The R & R Newsletter: The unspoken reason teams fall apart

Why strong teams quietly start to drift apart.

This week’s R&R is for anyone whose team is capable — but not clicking

SEEN & NAMED

If you’ve been doing everything right and still feel like you’re holding something broken, you’re not alone.

Leaders everywhere are whispering the same thing:

“We’re all working… just not in the same direction”

“It feels like the team is operating in pieces — not as a whole.”

That’s what it feels like when a system begins to crack, not from incompetence, but from overload.

Everyone’s working hard, but no one feels fully seen.

It’s as if the music’s still playing, but the beat has splintered.

SHIFT POINT

You can't repair these fractures with another shared document or dashboard.

These aren’t efficiency problems; they’re coordination wounds.

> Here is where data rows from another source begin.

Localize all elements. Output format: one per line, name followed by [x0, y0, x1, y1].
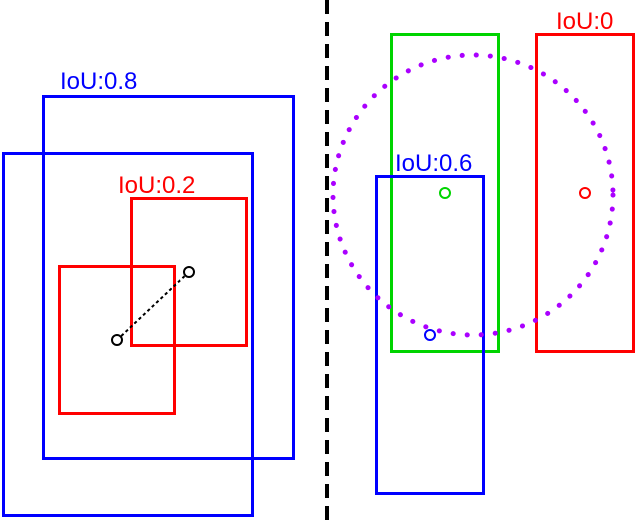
right-blue-center [424, 329, 436, 341]
right-red-iou-label: IoU:0 [556, 8, 613, 36]
left-blue-iou-label: IoU:0.8 [60, 68, 137, 96]
right-green-center [439, 187, 451, 199]
left-center-marker-2 [183, 266, 195, 278]
left-red-iou-label: IoU:0.2 [118, 172, 195, 200]
dotted-circle [323, 45, 623, 345]
right-red-center [579, 187, 591, 199]
diagram-root: IoU:0.8 IoU:0.2 IoU:0.6 IoU:0 [0, 0, 640, 525]
left-center-marker-1 [111, 334, 123, 346]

It’s what happens when capable people can’t find themselves in the motion.

They sound like this:

“My boss doesn’t see what I can really do.”

“I love the work we do here, but I’m not sure I can keep working like this.”

Cohesion doesn’t collapse all at once. It cracks where people stop being seen in the chaos.

TOOLS & PRACTICE

Teams don’t stay aligned because they share a plan; they stay aligned because they also share a sense of motion.

People need to know how the unit moves, not just what it’s moving toward.

Most team leaders NEVER name that picture.

While a vision sets direction, teams stay coherent when leaders name how the work should move — not just where it’s going.

Step 1: Make the Motion Visible

At your next team meeting, ask:

“If our team were moving as one body, what would it look like?”

Then imagine it, maybe even sketch it.

  • Are we moving like a crab walk (adaptive and side-sensing)?

  • Are we connected like a weave (interlaced and tensile)?

  • Are we bound in a human chain — every link essential, moving in sequence?

When people can see the motion — through metaphors like these or ones they create — they begin to recognize their role in the larger system.

That clarity invites alignment.

And belonging begins to return.

Step 2: Starting the Shared Mental Model Conversation

Use this script:

“Let’s name how we move as a team and not just what we do. This picture helps us see where we fit, how we rely on each other, and how to move forward as one.

LEADERSHIP REFILL

🧭 This week, replace one project update with a conversation about timing and clarify motion. How do people know when it’s their turn to move?

You can’t nurture what you haven’t named.

And you can’t rebuild cohesion until people believe they’re part of the same movement and know their role in the sequence.

Cohesion isn’t an outcome; it’s an act of attention and purposeful motion.

YOUR IDENTITY RETURN

When the team moves together again, it won’t be because they worked harder.

It’ll be because they remembered how to move — together.

Because when you help your team see the choreography of their work, you give them the clarity to move with purpose, not just pace.

Leading alongside you,

Maritza Salazar Campo, PhD

P.S. If you’re saying, “We’ll fix it later,” that later rarely comes. The silence between meetings only grows louder. Start now — one rhythm check this week can bring your team back into flow.